In the first experiment we moved the camera around a scene tracking a stationary squirrel figurine (Fig. 6). Thereby, we endeavored to generate fast rotational motion at different distances between camera and object. The results show the dependency of the step sizes in PWP3D on the distance to the camera. If the distance of the object in Z direction becomes too small, the step sizes are too large and the pose starts to oscillate (e.g. frames 150–230), but if the distance between the object and the camera increases the overall optimization quality degrades, resulting in the step sizes to be too small to reach the minimum (e.g. starting around frame 280). We tried to scale the step sizes with regard to the translation in Z-direction which slightly reduced these effects but did not solve the problem. In contrast, our method performed equally well producing pleasing results throughout the whole sequence. If the step sizes of PWP3D suit the distance, both methods perform equally well, which shows that our approach does not degrade the tracking quality (e.g. frames 20–150). At initialization our method always converged within the first three frames (18 iterations) while PWP3D needed at least about 12 frames (96 iterations) until alignment.

Fig. 7.
figure 7

Results of the second experiment, where a screwdriver was moved in front of the stationary camera. The visualization of the tracking results is analogous to Fig. 6

In the second experiment we tracked a hand held screwdriver that was moved in front of the stationary camera (Fig. 7). The sequence contains a challenging full \(360^\circ \) turn around the X-axis of the screwdriver that shows the advantage of our parametrization compared to that used in PWP3D (frames 180–400). We set the rotation step size for PWP3D to a large value such that it was close to oscillating (e.g. frames 105–150) since this produced the best overall results. While our method is able to correctly track this motion, PWP3D fails to determine the rotation of the object despite the large step size for rotation. Starting at around frame 450, the screwdriver was moved closer towards the camera, leading to a tracking loss of PWP3D at frame 586, while the proposed method remained stable even though both methods suffer from poor segmentation caused by the occlusion by the hands and the heterogenous appearance of the screwdriver.

Fig. 8.
figure 8

Results of the third experiment, with two objects occluding one another. Top: Example frames with the proposed corresponding silhouette masks \(I_s\) below. Bottom: Plots of determined pose parameters for PWP3D and the proposed method (Color figure online)

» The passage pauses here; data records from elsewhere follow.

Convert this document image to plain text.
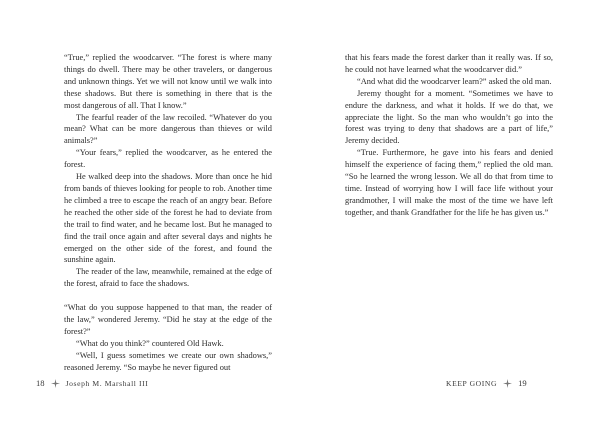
“True,” replied the woodcarver. “The forest is where many things do dwell. There may be other travelers, or dangerous and unknown things. Yet we will not know until we walk into these shadows. But there is something in there that is the most dangerous of all. That I know.”

The fearful reader of the law recoiled. “Whatever do you mean? What can be more dangerous than thieves or wild animals?”

“Your fears,” replied the woodcarver, as he entered the forest.

He walked deep into the shadows. More than once he hid from bands of thieves looking for people to rob. Another time he climbed a tree to escape the reach of an angry bear. Before he reached the other side of the forest he had to deviate from the trail to find water, and he became lost. But he managed to find the trail once again and after several days and nights he emerged on the other side of the forest, and found the sunshine again.

The reader of the law, meanwhile, remained at the edge of the forest, afraid to face the shadows.

“What do you suppose happened to that man, the reader of the law,” wondered Jeremy. “Did he stay at the edge of the forest?”

“What do you think?” countered Old Hawk.

“Well, I guess sometimes we create our own shadows,” reasoned Jeremy. “So maybe he never figured out

18	Joseph M. Marshall III

that his fears made the forest darker than it really was. If so, he could not have learned what the woodcarver did.”

“And what did the woodcarver learn?” asked the old man.

Jeremy thought for a moment. “Sometimes we have to endure the darkness, and what it holds. If we do that, we appreciate the light. So the man who wouldn’t go into the forest was trying to deny that shadows are a part of life,” Jeremy decided.

“True. Furthermore, he gave into his fears and denied himself the experience of facing them,” replied the old man. “So he learned the wrong lesson. We all do that from time to time. Instead of worrying how I will face life without your grandmother, I will make the most of the time we have left together, and thank Grandfather for the life he has given us.”

KEEP GOING 19
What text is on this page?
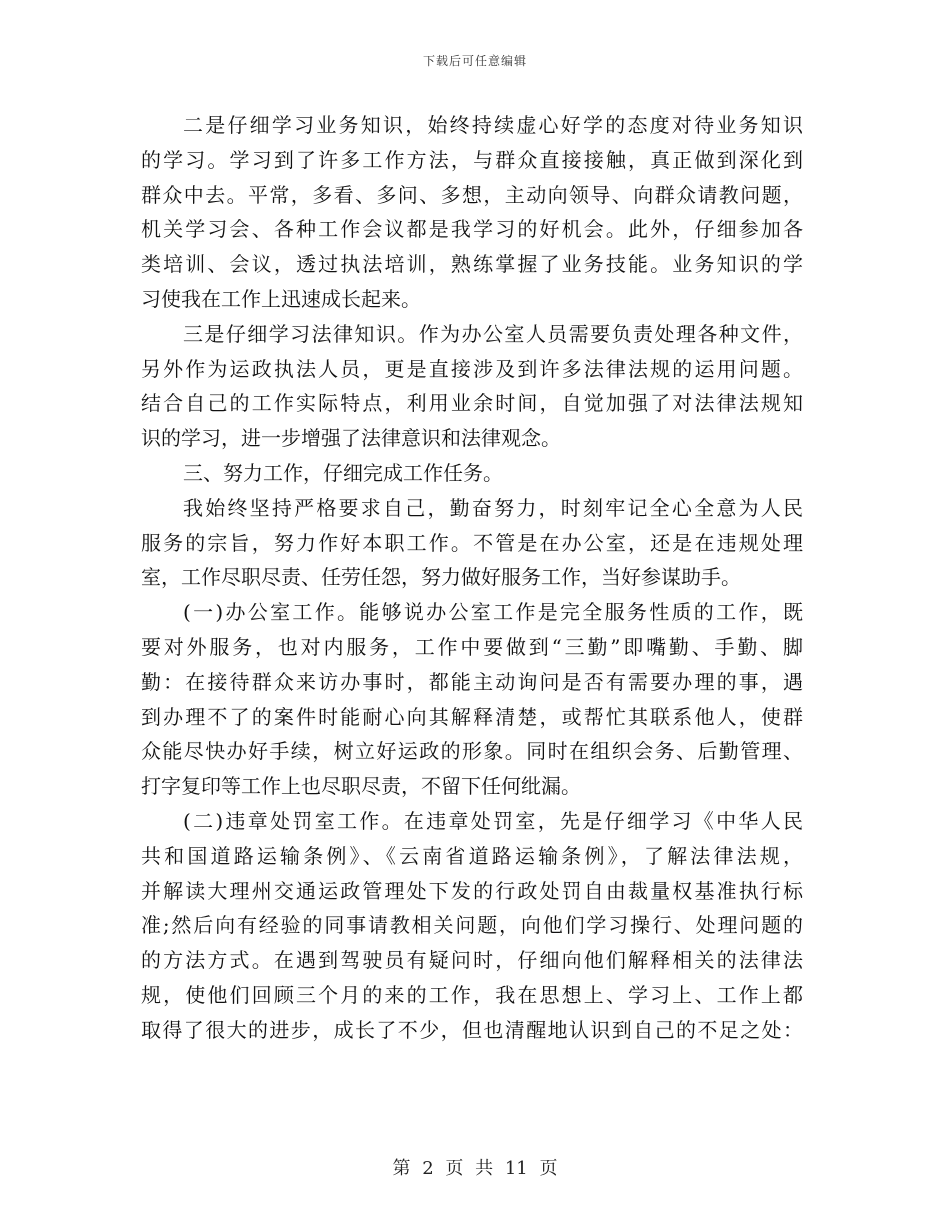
下载后可任意编辑
二是仔细学习业务知识，始终持续虚心好学的态度对待业务知识
的学习。学习到了许多工作方法，与群众直接接触，真正做到深化到
群众中去。平常，多看、多问、多想，主动向领导、向群众请教问题，
机关学习会、各种工作会议都是我学习的好机会。此外，仔细参加各
类培训、会议，透过执法培训，熟练掌握了业务技能。业务知识的学
习使我在工作上迅速成长起来。
三是仔细学习法律知识。作为办公室人员需要负责处理各种文件，
另外作为运政执法人员，更是直接涉及到许多法律法规的运用问题。
结合自己的工作实际特点，利用业余时间，自觉加强了对法律法规知
识的学习，进一步增强了法律意识和法律观念。
三、努力工作，仔细完成工作任务。
我始终坚持严格要求自己，勤奋努力，时刻牢记全心全意为人民
服务的宗旨，努力作好本职工作。不管是在办公室，还是在违规处理
室，工作尽职尽责、任劳任怨，努力做好服务工作，当好参谋助手。
(一)办公室工作。能够说办公室工作是完全服务性质的工作，既
要对外服务，也对内服务，工作中要做到“三勤”即嘴勤、手勤、脚
勤：在接待群众来访办事时，都能主动询问是否有需要办理的事，遇
到办理不了的案件时能耐心向其解释清楚，或帮忙其联系他人，使群
众能尽快办好手续，树立好运政的形象。同时在组织会务、后勤管理、
打字复印等工作上也尽职尽责，不留下任何纰漏。
(二)违章处罚室工作。在违章处罚室，先是仔细学习《中华人民
共和国道路运输条例》、《云南省道路运输条例》，了解法律法规，
并解读大理州交通运政管理处下发的行政处罚自由裁量权基准执行标
准;然后向有经验的同事请教相关问题，向他们学习操行、处理问题的
的方法方式。在遇到驾驶员有疑问时，仔细向他们解释相关的法律法
规，使他们回顾三个月的来的工作，我在思想上、学习上、工作上都
取得了很大的进步，成长了不少，但也清醒地认识到自己的不足之处：
第 2 页 共 11 页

The third experiment compares our occlusion detection method to the straightforward approach of PWP3D (Fig. 8). Here, the green letter V and the camera were stationary while the red squirrel figurine was attached to a stick and moved around. The plots show that both methods struggle with heavy occlusions (e.g. example frames 318, 371, 450) but in general are robust. The unwanted motion of the letter (frames 762–827) was caused by ambient occlusion polluting the color histograms. Due to its overall faster convergence our method in general is more sensitive to these kinds of distortions.

5 Conclusions

We presented an improvement to the current state of the art region-based pose estimation methods. The proposed optimization strategy has fewer parameters to set and better convergence properties compared to previous approaches, which lead to a major increase of tracking robustness and reduction of runtime.

Pose ambiguities caused by object symmetries are inherent to pose estimation methods solely based on silhouette information. In future work we plan on extending the energy functional by a photometric term that incorporates the inner structure such as texture or edges of the objects for resolving these ambiguities. We will also investigate integrating recent approaches improving the image segmentation part (e.g. [16]). Finally detecting tracking losses and subsequent re-localization in real-time were not addressed and remain future work.